Critical Path Inc., San Francisco, a provider of messaging and e-mail software and services, said that an unanticipated fourth-quarter loss will prevent it from becoming profitable for at least another three quarters.
The company, which had projected it would turn profitable in the fourth quarter of 2000, instead posted a loss of $11.5 million, or a loss of 16 cents per share. It also cut its forecast for the first quarter of 2001 and the full year. Analysts had been expecting Critical Path to post a 1-cent profit.
The revenue shortfall was blamed on the company’s auditors, who would not allow it to recognize $7 million in sales of software that had been licensed for resale. In addition, foreign exchange currency translations also affected Critical Path’s revenue. The company derives about one-third of its revenue from outside the United States.
Revenue for the fourth quarter was $52 million, up more than 500 percent from the $8.2 million revenue posted a year earlier. The company was founded in 1997.

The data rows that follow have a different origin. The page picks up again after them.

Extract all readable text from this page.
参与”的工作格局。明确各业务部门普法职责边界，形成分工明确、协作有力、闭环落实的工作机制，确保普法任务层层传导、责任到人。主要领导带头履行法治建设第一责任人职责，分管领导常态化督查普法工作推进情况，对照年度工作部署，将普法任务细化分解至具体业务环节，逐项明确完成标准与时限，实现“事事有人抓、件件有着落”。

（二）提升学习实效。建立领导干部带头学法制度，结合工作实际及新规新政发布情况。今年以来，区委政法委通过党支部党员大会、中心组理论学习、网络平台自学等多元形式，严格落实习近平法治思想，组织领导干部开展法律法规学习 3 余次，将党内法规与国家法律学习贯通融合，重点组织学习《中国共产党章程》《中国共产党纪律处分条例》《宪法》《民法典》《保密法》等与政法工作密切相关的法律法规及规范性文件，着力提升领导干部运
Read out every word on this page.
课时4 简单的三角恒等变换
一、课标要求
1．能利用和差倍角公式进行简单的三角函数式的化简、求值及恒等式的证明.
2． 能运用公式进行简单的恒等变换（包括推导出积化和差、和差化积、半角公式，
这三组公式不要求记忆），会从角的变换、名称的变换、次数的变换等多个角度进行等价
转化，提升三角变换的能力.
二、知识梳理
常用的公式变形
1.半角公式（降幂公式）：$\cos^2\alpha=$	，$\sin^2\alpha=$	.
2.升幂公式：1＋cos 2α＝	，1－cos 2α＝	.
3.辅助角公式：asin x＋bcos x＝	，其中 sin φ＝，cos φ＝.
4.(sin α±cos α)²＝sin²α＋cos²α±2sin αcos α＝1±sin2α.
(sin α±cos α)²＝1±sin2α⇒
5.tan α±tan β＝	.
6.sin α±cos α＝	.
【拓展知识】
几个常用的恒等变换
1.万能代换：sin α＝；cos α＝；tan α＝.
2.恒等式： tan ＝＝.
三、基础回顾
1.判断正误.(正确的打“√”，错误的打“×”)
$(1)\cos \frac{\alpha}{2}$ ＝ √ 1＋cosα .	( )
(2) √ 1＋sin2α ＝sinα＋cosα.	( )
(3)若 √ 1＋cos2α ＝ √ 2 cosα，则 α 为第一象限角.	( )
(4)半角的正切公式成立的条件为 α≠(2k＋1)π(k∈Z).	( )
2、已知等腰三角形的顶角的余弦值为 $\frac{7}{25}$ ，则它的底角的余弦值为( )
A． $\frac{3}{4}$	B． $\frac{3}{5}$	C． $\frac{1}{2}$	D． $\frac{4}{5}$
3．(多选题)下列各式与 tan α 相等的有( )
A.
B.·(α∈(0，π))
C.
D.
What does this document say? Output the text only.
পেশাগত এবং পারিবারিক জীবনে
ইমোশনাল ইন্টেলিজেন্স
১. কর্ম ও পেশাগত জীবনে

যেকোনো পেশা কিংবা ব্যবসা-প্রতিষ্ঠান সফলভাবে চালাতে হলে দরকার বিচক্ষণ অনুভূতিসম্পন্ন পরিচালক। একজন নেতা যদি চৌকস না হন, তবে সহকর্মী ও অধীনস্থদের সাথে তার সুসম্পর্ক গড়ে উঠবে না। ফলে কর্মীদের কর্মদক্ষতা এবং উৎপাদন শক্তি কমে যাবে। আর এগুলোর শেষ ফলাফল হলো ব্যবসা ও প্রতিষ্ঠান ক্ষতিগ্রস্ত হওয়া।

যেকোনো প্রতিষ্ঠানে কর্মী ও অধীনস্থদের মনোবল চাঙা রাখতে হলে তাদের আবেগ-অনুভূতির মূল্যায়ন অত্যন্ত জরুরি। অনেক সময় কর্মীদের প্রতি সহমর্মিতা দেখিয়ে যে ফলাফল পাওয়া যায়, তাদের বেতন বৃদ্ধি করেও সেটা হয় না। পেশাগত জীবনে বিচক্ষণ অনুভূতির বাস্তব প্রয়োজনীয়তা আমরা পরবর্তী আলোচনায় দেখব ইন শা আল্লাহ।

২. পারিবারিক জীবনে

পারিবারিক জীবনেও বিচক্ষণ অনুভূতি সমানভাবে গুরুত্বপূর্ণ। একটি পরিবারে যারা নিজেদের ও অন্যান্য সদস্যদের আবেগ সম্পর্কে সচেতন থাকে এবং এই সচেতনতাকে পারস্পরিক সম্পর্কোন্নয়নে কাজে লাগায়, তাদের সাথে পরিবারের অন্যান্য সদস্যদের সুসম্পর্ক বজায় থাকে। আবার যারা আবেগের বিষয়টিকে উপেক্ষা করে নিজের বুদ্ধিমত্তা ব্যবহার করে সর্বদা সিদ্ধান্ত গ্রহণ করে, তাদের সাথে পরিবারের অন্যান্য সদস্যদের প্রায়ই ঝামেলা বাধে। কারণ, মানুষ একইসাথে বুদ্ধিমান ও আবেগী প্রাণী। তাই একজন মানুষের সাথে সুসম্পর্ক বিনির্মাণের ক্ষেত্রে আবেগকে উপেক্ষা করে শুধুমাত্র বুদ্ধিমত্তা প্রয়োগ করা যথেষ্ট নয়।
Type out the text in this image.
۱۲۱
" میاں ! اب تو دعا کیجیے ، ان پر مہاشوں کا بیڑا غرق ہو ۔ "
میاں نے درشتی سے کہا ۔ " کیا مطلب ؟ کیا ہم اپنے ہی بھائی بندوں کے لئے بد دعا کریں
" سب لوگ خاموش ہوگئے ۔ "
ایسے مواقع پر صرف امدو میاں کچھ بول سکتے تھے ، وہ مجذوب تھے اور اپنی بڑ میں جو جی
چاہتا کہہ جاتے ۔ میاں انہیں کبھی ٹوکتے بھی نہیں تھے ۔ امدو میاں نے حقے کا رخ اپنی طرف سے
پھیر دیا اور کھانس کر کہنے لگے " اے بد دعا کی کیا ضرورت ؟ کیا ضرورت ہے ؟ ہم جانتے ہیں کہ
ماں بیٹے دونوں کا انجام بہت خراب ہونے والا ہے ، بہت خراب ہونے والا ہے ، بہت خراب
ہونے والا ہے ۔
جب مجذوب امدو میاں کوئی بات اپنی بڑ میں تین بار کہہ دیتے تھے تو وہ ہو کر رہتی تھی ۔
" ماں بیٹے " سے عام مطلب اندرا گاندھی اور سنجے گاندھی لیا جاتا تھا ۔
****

For the first quarter of 2001, Critical Path now expects to post revenue of between $54 million and $56 million, about 19 percent below analysts’ estimates. It forecasts a loss per share of between 15 cents and 16 cents.
Critical Path said it expects to record revenue of between $255 million and $260 million for 2001 and that it should attain profitability in the third quarter.
“It is disappointing to lower expectations for Critical Path, but macroeconomic forecasts and reports from leaders in the technology space lead us to believe it is prudent to be conservative at this time,” said Doug Hickey, the company’s CEO.